Saying that you do not want GenAI in the #books you read, the things you watch or the games you play is an understandable and NORMAL position. Maybe they have ethical concerns, maybe they love their artist homies. Maybe they don't like the bland garbage that AI generates. Stop framing this like an horde of neoluddites is starting the Butlerian Jihad (would be fun doh) just because they do not want to follow a romance autor who has a computer shitting novels instead of writing them herself.

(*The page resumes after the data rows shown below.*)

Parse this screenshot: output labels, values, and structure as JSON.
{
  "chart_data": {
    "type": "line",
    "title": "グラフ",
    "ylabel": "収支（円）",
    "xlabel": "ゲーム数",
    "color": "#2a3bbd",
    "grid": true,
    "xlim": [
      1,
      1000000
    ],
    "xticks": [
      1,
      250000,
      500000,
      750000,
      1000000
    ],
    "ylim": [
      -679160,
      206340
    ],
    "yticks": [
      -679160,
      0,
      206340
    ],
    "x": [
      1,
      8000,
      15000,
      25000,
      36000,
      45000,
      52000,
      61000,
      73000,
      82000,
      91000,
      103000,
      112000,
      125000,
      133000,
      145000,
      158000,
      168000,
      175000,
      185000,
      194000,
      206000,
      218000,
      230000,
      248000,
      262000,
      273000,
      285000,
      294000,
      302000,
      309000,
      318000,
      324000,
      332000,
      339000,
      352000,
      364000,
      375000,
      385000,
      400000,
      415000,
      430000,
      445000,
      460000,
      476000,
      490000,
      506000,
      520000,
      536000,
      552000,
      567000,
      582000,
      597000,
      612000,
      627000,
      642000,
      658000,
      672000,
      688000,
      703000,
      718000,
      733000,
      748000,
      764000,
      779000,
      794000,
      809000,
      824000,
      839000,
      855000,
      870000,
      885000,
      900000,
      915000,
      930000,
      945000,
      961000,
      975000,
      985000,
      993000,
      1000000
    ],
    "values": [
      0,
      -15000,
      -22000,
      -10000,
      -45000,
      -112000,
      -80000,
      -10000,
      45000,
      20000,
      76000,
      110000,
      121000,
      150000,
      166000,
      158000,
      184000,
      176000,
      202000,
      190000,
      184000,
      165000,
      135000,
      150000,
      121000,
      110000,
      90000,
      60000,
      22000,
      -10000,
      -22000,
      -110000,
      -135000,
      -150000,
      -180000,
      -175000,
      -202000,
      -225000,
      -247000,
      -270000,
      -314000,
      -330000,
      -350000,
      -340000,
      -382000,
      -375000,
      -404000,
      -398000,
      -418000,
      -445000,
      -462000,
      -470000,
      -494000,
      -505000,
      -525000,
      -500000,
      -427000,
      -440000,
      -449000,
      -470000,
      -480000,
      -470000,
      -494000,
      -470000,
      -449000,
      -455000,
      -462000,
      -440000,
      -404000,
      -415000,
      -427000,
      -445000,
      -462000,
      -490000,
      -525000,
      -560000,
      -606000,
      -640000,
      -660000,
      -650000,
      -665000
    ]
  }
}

Look, we do not have a lot of ways to avoid that shit in the workplace lately. But people like to select their own fun.

Books about AI are fun.

Books made by AI are not.

And please spare me with the "both sides" argument. Because one of them is trying to force feed things to the other. And one of them has all the money and resources and the other has not. This is not people taking sides. This is people trying for the boot to stop pressing against their face.

You keep mentioning fear of the machines.

Not about that.

You keep mentioning grammar checking and transcription functionality.

Not about that.

Look, we get it. AI sounds hot. We read the same science fiction books and it is nice to think that maybe one day LLM technology can be leveraged against oppression. News about fake open models are fun in a sense because every time one of those pops up, some idiot is going to lose millions yadda yadda. But you are missing a very important point here: a permission structure is being built around us, and stopping it is absolutely crucial
Every time you do a "both sides" stuff between "AI hypers and deniers" you are basically telling me that the person worried about the destruction of their life, their job and the environment has the level of delusion of a person like Peter Thiel, an eldritch horror in a vessel made of flesh that thinks humanity, umm, should not exist.
I think you're misrepresenting the "both sides" people. Sure, some are just like the "just asking questions" people, but the LLM/AI discussion has been derailed.

The LLM peddlers are hyping up their machines as general AI that is perpetually 2 months away from achieving sentience. It probably started as naive optimism and has devolved into a need to keep stocks up to justify insane bubble-like valuations.

Simultaneously, people against it insist it's nothing more than a T9 dictionary without any merit or use. That is a false dichotomy and IMO disingenuous as it gives the LLM peddlers an easy counter: LLMs are more than prediction machines, even if they are not the super-intelligences the other side claims.

LLMs (and similar generative neural networks) are useful for certain things. Photoshop is augmented with tools for cleaning up images. If you pay "a real artist" to make an image "without AI," you can be 100% certain they have used "AI" as part of their process. Textual LLMs can be useful to get a starting point or reference for research, or to massage text.

"Both sides" is not saying that both the people that underplay and those that overplay the abilities of LLMs are right. It's saying they are both wrong and that LLMs can have uses even if they are not general thinking machines.

Refusing opinions other than "LLMs are useless for everything" allows people to (rightfully) ignore actual good points about ethics in training.

@michael @berniethewordsmith What are LLMs, then, if not merely next-token prediction? Obviously they're more sophisticated than a markov chain, but if they're more than prediction, *what* more?

Also you're flat-out wrong about artists. A great many of them hate AI enough that they won't use it on principle, and avoid tools that might sneak it into their workflow without their consent.

Technically, LLMs of course just generate text one token at a time. But it's an over-simplification that somebody just loaded it up with reddit, project Gutenberg, and PirateBay and use that to generate text similar to what it has seen. As you say, an advanced Markov generator.

LLMs do get trained on all that more or less ethically obtained text, but that's just step 1. Next is fine-tuning and last reinforcement learning. Reinforcement is what makes the difference: the model is trained not just to produce text it has seen, but text that makes the trainer happy.

Part of what makes the trainer happy is that the answer is correct (or reinforces their existing bias). Sometimes that's more or less verbatim quoting a reddit shitpost, sometimes that's picking out points from an academic paper, and sometimes that's just random gibberish formatted so it looks right.

But at the core, an LLM has 3 things: a model of what language looks like, a non-trivial percentage of human knowledge in the form of the internet, and an incentive to provide answers that made the trainer happy.

We do not know what that model looks like, except in very simple cases. It works surprisingly well for what it is but is not intelligent.

People didn't hate Google Translate or image search before it was rebranded as AI. It uses simpler versions of LLMs. Artists often make use of Photoshop features like "select subject" or "context-aware fill," which are run by neural networks. There is much more to AI than just generative AI and parts of it are useful.

The problem is not LLMs (a priori, ignoring the ethics of how they are trained), it's the AI companies having to hype them up. IMO, the correct response is not claiming they are not useful for anything – they obviously are to a lot of people – it's to challenge what they are used for.